Objectives In general populations, the adverse effects of smoking on coronary risk have been demonstrated to be greater in women than in men; whether this is true for individuals with diabetes is unclear.

Design Cohort study.

Setting 20 countries worldwide participating in the ADVANCE (Action in Diabetes and Vascular Disease: Preterax and Diamicron modified release Controlled Evaluation) trial.

Participants 11 140 patients with type 2 diabetes aged ≥55 years and in cardiovascular risk at the time of randomisation.

Primary and secondary outcome measures Major cardiovascular events (death from cardiovascular disease, non-fatal stroke or non-fatal myocardial infarction (MI)), all cardiovascular events (major cardiovascular event or peripheral arterial disease or transient ischaemic attack), and all-cause mortality. Secondary outcome measures were major coronary events (fatal and non-fatal MI), major cerebrovascular events (fatal and non-fatal stroke), nephropathy (new or worsening renal disease), and all cancer.

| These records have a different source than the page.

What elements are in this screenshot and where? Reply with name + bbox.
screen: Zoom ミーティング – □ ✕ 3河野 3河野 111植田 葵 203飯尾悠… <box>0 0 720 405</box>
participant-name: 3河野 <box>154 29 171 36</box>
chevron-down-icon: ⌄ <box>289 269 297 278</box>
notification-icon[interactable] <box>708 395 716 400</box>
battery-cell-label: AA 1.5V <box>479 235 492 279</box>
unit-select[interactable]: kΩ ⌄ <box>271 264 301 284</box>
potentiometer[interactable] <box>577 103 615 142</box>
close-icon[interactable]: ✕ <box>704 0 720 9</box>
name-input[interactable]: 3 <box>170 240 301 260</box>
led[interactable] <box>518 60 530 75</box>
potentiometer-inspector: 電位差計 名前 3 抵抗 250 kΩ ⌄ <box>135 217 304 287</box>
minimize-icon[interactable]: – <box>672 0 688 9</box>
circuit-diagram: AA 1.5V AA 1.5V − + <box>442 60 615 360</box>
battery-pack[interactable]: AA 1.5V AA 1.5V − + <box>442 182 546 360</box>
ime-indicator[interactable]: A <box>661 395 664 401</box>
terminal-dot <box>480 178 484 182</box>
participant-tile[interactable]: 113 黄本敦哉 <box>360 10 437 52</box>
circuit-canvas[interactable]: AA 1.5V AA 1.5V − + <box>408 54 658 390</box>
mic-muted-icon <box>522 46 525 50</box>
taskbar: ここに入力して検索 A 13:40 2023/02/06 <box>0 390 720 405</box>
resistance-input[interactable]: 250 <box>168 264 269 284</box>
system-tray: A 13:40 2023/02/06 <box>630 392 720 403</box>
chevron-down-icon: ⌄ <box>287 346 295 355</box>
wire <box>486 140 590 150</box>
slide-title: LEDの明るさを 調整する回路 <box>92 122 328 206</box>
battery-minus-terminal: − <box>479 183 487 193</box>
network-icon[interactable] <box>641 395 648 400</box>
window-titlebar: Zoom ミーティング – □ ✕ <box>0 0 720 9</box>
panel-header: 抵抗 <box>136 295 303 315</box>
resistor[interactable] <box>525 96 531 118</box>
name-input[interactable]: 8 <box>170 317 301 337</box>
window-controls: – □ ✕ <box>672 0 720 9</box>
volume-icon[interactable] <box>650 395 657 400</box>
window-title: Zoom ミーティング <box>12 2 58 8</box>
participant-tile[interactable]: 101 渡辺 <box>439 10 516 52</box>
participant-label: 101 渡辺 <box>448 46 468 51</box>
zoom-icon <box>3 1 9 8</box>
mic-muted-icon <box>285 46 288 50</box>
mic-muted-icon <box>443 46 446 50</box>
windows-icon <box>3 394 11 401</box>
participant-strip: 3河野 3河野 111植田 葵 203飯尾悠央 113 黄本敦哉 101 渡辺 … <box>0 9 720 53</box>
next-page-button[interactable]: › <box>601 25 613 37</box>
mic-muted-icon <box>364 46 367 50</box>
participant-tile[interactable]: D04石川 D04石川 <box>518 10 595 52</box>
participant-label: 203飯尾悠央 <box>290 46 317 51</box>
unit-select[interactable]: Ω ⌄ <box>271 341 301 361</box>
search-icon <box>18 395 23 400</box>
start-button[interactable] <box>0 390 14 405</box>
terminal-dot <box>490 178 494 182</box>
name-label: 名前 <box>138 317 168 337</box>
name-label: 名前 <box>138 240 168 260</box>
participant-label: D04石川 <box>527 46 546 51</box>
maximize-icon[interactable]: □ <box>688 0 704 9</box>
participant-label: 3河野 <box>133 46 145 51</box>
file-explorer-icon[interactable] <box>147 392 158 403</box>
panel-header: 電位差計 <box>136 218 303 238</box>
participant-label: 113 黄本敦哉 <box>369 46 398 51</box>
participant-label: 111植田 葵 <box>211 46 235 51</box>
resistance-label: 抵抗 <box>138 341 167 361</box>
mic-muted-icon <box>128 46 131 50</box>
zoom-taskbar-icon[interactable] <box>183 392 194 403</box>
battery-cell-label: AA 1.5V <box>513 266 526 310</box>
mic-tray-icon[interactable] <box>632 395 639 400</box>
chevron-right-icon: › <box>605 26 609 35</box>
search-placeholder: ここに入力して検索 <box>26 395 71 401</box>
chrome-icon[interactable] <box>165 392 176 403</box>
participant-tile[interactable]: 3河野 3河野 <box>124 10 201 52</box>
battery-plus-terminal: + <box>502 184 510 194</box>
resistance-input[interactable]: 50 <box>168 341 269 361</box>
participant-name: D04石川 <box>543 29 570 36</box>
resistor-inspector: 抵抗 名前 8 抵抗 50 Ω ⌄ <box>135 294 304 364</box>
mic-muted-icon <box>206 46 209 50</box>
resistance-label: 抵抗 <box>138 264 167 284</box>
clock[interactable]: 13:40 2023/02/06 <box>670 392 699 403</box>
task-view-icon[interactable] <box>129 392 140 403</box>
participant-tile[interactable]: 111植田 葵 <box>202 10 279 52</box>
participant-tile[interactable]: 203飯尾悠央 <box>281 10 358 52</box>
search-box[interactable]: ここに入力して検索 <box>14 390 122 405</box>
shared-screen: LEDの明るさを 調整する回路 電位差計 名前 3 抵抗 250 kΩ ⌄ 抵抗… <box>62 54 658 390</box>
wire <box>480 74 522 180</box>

Results At baseline, 6466 (56% women) participants were never-smokers, 1550 (28% women) were daily smokers and 3124 (21% women) were former smokers. Median follow-up time was 5 years. In Cox regression models after multiple adjustments, compared with never smoking, daily smoking was associated with increased risk of all primary and secondary outcomes with the exception of major cerebrovascular disease. Only for major coronary events was there any evidence of a stronger effect in women than in men (ratio of the adjusted HRs women:men; 1.64 (0.83 to 3.26) p=0.08). For all other outcomes considered, the hazards of smoking were similar in men and women. Quitting smoking was associated with a 30% reduction in all-cause mortality (p=0.001) in both sexes.

Conclusions In individuals with diabetes, the effects of smoking on all major forms of cardiovascular disease are equally as hazardous in women and men with the possible exception of major coronary events where there was some evidence of a greater hazard in women.

Trial registration number NCT00145925.